Thesis @ SequeL

Links :

Hadrien Glaude. Méthodes des moments pour l'inférence de systèmes séquentiels linéaires rationnels, 2016. [ bib | PDF | slides ]


Abstract :

During my PhD, I explored inference of distributions with latent variables over sequences of symbols modeled by Multiplicity Automata using the Method of Moment. Multiplicity Automata (MA), also called weighted finite automata, encompass a large variety of linear systems as,
  • Stochastic languages (like PFA),
  • Stochastic processes (like HMM),
  • Controlled processes (like POMDP),
  • Sequence to sequence model like transducers.
MA allow treating under a common framework the existing models for all these kind of linear systems. An obvious advantage of using a common formalism is to extend established results to all sequential linear systems and to derive common learning algorithms and analysis.

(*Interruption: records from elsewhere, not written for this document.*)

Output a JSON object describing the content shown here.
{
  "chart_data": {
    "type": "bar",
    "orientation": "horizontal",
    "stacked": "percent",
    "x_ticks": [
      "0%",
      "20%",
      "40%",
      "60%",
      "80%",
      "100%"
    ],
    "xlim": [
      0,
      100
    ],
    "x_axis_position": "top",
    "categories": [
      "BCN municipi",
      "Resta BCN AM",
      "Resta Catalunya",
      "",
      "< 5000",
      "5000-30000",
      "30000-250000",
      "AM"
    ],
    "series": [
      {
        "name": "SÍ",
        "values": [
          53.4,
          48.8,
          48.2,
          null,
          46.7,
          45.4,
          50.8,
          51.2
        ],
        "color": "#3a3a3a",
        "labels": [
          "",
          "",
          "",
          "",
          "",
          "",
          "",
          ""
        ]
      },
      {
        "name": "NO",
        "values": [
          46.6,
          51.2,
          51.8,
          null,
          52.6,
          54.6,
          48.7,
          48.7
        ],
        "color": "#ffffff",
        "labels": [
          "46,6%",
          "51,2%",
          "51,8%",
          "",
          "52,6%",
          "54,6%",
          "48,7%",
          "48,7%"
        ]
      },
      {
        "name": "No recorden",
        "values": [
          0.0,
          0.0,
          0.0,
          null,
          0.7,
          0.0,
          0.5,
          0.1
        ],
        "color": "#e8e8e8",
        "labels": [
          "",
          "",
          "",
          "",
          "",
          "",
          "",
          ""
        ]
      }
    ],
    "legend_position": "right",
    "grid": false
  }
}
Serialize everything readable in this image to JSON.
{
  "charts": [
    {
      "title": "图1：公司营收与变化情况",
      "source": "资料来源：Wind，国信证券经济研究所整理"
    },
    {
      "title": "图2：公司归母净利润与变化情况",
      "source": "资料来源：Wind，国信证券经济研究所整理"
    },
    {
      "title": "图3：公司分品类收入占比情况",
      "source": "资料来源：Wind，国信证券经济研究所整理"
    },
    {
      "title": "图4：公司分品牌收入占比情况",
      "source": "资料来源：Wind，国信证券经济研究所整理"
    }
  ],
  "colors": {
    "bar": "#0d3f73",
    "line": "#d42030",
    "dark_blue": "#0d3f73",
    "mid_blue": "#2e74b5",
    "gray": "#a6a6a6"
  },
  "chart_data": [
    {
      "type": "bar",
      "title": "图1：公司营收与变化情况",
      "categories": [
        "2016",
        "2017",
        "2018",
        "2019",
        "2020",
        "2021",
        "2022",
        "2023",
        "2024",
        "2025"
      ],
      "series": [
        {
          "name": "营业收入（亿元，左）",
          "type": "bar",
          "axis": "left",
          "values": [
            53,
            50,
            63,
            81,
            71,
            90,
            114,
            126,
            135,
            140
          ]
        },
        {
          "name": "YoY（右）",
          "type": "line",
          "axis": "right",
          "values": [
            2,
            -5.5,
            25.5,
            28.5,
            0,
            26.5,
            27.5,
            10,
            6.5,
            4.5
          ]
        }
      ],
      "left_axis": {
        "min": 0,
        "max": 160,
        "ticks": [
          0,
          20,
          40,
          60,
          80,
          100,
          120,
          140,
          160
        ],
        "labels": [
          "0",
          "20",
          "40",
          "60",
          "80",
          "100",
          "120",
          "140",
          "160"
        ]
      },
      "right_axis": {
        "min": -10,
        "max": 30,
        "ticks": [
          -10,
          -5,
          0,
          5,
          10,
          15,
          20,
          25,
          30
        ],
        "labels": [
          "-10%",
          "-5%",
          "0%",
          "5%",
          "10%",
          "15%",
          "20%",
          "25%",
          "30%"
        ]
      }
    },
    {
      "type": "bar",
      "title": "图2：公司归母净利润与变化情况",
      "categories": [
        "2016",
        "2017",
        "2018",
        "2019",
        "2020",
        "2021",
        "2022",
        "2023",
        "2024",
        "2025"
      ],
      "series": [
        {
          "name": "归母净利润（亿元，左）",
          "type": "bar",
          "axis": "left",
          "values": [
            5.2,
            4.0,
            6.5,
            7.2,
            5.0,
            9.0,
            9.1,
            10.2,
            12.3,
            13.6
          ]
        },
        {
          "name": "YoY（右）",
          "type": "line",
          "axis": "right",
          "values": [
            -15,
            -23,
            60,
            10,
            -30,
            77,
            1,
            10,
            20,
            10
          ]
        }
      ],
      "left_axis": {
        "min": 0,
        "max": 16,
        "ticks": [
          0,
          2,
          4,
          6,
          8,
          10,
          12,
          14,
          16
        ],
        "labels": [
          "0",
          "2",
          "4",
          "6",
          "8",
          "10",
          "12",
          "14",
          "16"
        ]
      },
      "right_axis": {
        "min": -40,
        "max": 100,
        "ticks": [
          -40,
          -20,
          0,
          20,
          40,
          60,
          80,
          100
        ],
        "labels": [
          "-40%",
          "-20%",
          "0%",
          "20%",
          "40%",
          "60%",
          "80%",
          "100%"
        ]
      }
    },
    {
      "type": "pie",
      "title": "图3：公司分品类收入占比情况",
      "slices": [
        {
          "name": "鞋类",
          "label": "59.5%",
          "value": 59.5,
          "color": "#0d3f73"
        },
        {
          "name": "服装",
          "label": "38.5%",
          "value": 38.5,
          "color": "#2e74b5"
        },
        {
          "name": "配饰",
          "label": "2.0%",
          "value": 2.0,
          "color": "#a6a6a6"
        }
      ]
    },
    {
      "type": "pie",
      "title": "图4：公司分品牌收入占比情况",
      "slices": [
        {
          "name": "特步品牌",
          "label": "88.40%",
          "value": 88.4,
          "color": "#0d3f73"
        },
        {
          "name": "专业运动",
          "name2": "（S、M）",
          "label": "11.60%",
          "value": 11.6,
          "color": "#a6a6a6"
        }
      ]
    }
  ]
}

Traditional learning to learn latent variable model algorithms like Baum-Welch, or gradient ascent on the likelihood, are iterative, slow and prone to get stuck in local optima. A recent alternative is to use the Method of Moments (MoM) to design fast and consistent algorithms with PAC-style guarantees.

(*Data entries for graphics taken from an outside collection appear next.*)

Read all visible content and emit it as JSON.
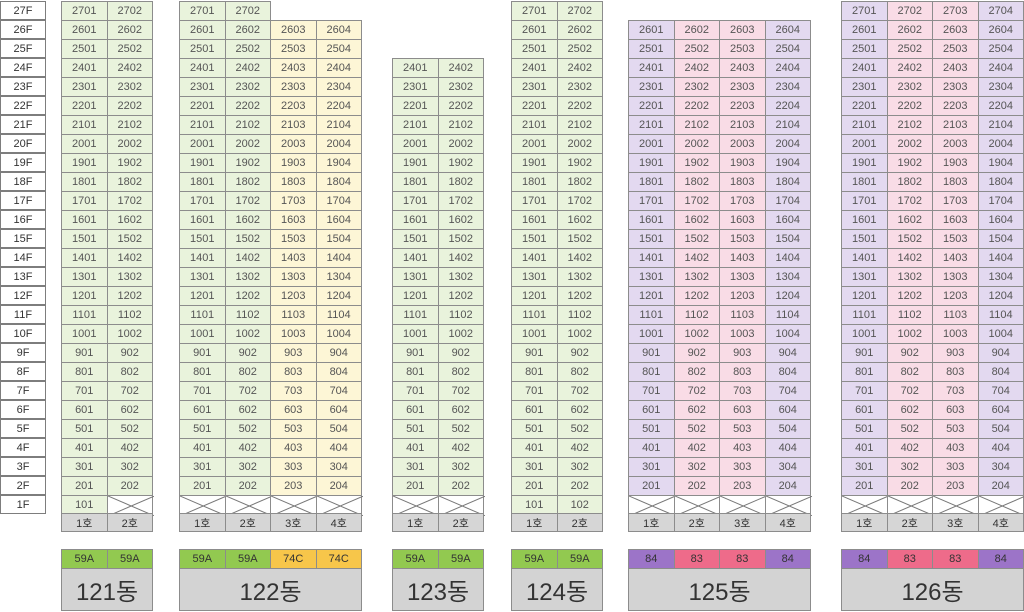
{
  "colors": {
    "g": "#e9f3dc",
    "y": "#fdf6d6",
    "p": "#e3d9f0",
    "k": "#f9dce6",
    "type_g": "#92c950",
    "type_y": "#f7c64a",
    "type_p": "#9c74c8",
    "type_k": "#ee6b8a"
  },
  "floors": [
    "27F",
    "26F",
    "25F",
    "24F",
    "23F",
    "22F",
    "21F",
    "20F",
    "19F",
    "18F",
    "17F",
    "16F",
    "15F",
    "14F",
    "13F",
    "12F",
    "11F",
    "10F",
    "9F",
    "8F",
    "7F",
    "6F",
    "5F",
    "4F",
    "3F",
    "2F",
    "1F"
  ],
  "buildings": [
    {
      "name": "121동",
      "ho_labels": [
        "1호",
        "2호"
      ],
      "types": [
        "59A",
        "59A"
      ],
      "cols": [
        {
          "color": "g",
          "type_color": "g",
          "top": 27,
          "bottom": 1
        },
        {
          "color": "g",
          "type_color": "g",
          "top": 27,
          "bottom": 2
        }
      ]
    },
    {
      "name": "122동",
      "ho_labels": [
        "1호",
        "2호",
        "3호",
        "4호"
      ],
      "types": [
        "59A",
        "59A",
        "74C",
        "74C"
      ],
      "cols": [
        {
          "color": "g",
          "type_color": "g",
          "top": 27,
          "bottom": 2
        },
        {
          "color": "g",
          "type_color": "g",
          "top": 27,
          "bottom": 2
        },
        {
          "color": "y",
          "type_color": "y",
          "top": 26,
          "bottom": 2
        },
        {
          "color": "y",
          "type_color": "y",
          "top": 26,
          "bottom": 2
        }
      ]
    },
    {
      "name": "123동",
      "ho_labels": [
        "1호",
        "2호"
      ],
      "types": [
        "59A",
        "59A"
      ],
      "cols": [
        {
          "color": "g",
          "type_color": "g",
          "top": 24,
          "bottom": 2
        },
        {
          "color": "g",
          "type_color": "g",
          "top": 24,
          "bottom": 2
        }
      ]
    },
    {
      "name": "124동",
      "ho_labels": [
        "1호",
        "2호"
      ],
      "types": [
        "59A",
        "59A"
      ],
      "cols": [
        {
          "color": "g",
          "type_color": "g",
          "top": 27,
          "bottom": 1
        },
        {
          "color": "g",
          "type_color": "g",
          "top": 27,
          "bottom": 1
        }
      ]
    },
    {
      "name": "125동",
      "ho_labels": [
        "1호",
        "2호",
        "3호",
        "4호"
      ],
      "types": [
        "84",
        "83",
        "83",
        "84"
      ],
      "cols": [
        {
          "color": "p",
          "type_color": "p",
          "top": 26,
          "bottom": 2
        },
        {
          "color": "k",
          "type_color": "k",
          "top": 26,
          "bottom": 2
        },
        {
          "color": "k",
          "type_color": "k",
          "top": 26,
          "bottom": 2
        },
        {
          "color": "p",
          "type_color": "p",
          "top": 26,
          "bottom": 2
        }
      ]
    },
    {
      "name": "126동",
      "ho_labels": [
        "1호",
        "2호",
        "3호",
        "4호"
      ],
      "types": [
        "84",
        "83",
        "83",
        "84"
      ],
      "cols": [
        {
          "color": "p",
          "type_color": "p",
          "top": 27,
          "bottom": 2
        },
        {
          "color": "k",
          "type_color": "k",
          "top": 27,
          "bottom": 2
        },
        {
          "color": "k",
          "type_color": "k",
          "top": 27,
          "bottom": 2
        },
        {
          "color": "p",
          "type_color": "p",
          "top": 27,
          "bottom": 2
        }
      ]
    }
  ]
}
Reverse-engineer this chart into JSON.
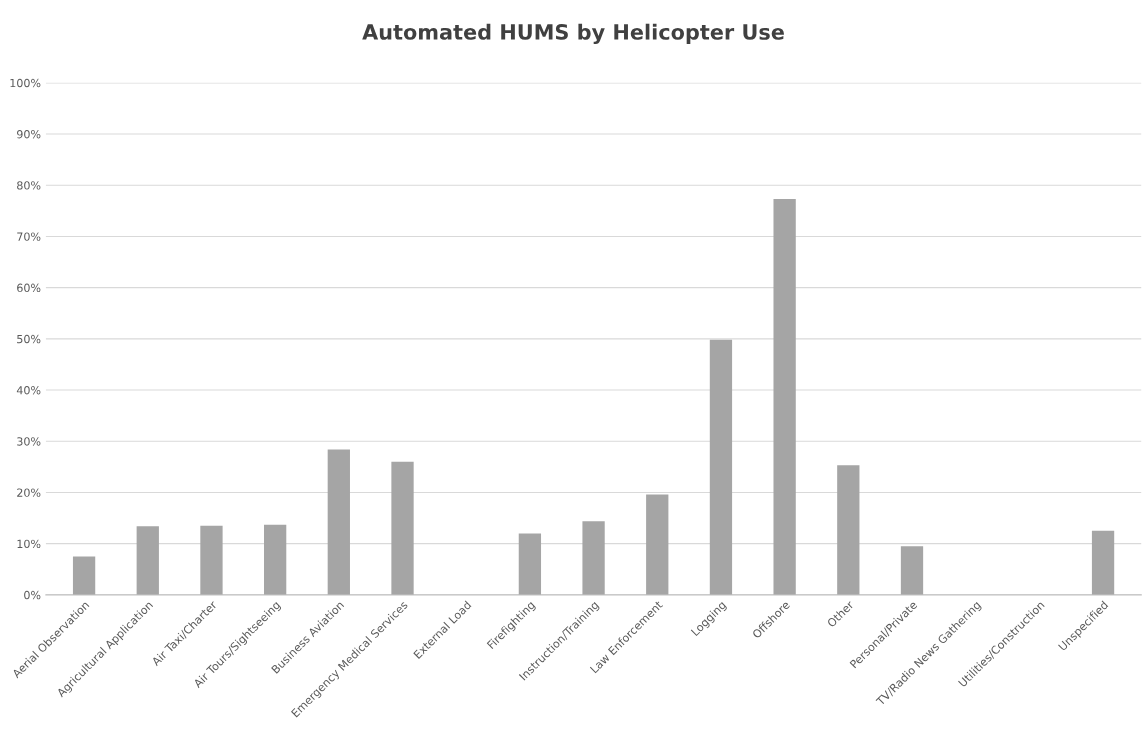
{
  "chart_data": {
    "type": "bar",
    "title": "Automated HUMS by Helicopter Use",
    "categories": [
      "Aerial Observation",
      "Agricultural Application",
      "Air Taxi/Charter",
      "Air Tours/Sightseeing",
      "Business Aviation",
      "Emergency Medical Services",
      "External Load",
      "Firefighting",
      "Instruction/Training",
      "Law Enforcement",
      "Logging",
      "Offshore",
      "Other",
      "Personal/Private",
      "TV/Radio News Gathering",
      "Utilities/Construction",
      "Unspecified"
    ],
    "values": [
      7.5,
      13.4,
      13.5,
      13.7,
      28.4,
      26,
      0,
      12,
      14.4,
      19.6,
      49.8,
      77.3,
      25.3,
      9.5,
      0,
      0,
      12.5
    ],
    "color": "#a5a5a5",
    "ylim": [
      0,
      100
    ],
    "yticks": [
      {
        "value": 0,
        "label": "0%"
      },
      {
        "value": 10,
        "label": "10%"
      },
      {
        "value": 20,
        "label": "20%"
      },
      {
        "value": 30,
        "label": "30%"
      },
      {
        "value": 40,
        "label": "40%"
      },
      {
        "value": 50,
        "label": "50%"
      },
      {
        "value": 60,
        "label": "60%"
      },
      {
        "value": 70,
        "label": "70%"
      },
      {
        "value": 80,
        "label": "80%"
      },
      {
        "value": 90,
        "label": "90%"
      },
      {
        "value": 100,
        "label": "100%"
      }
    ],
    "grid": "y"
  }
}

However, MoM-based algorithms has two main cons. First, PAC-style guarantees holds only if the dimension of the learned model matches the dimension of the true one. Secondly, most MoM-based algorithm are improper, meaning that they learn a function close to the target distribution but that is not constrained to be a distribution. So, with a finite training set, the learned function can return negative values or values that do not sum to one. Practical applications rely on heuristic like thresholding and normalizing the function outputs to recover probability-like values. These heuristics introduce errors that degrades the performances and has no theoretical guarantees.

So, in my thesis, I have shown some results on the performance of a well-known MoM-based algorithm, the Spectral algorithm, when the learned model is smaller than the true one. My results, in the form of finite sample bounds, reflect the fact that with few training data, it can be more interesting to learn smaller models to avoid overfitting even if it introduces a bias. Here, the gap between singular values of a certain matrices containing probabilities of sequences play a crucial role.

The rest of my thesis has been driven by the design of learning algorithms that return true probabilities with PAC-style guarantees for a particular class of MA. Interestingly, it involved new results on Non-negative Matrix Factorization for Separable matrices. Experiments on real and synthetic datasets demonstrated state of art performances in comparison to other MoM-based algorithms and Baum-Welch.

Although, I mainly addressed the learning of stochastic languages and processes, the natural next step to thesis is to apply my algorithms to learn controlled processes and jump into reinforcement learning problems in partially observable environments.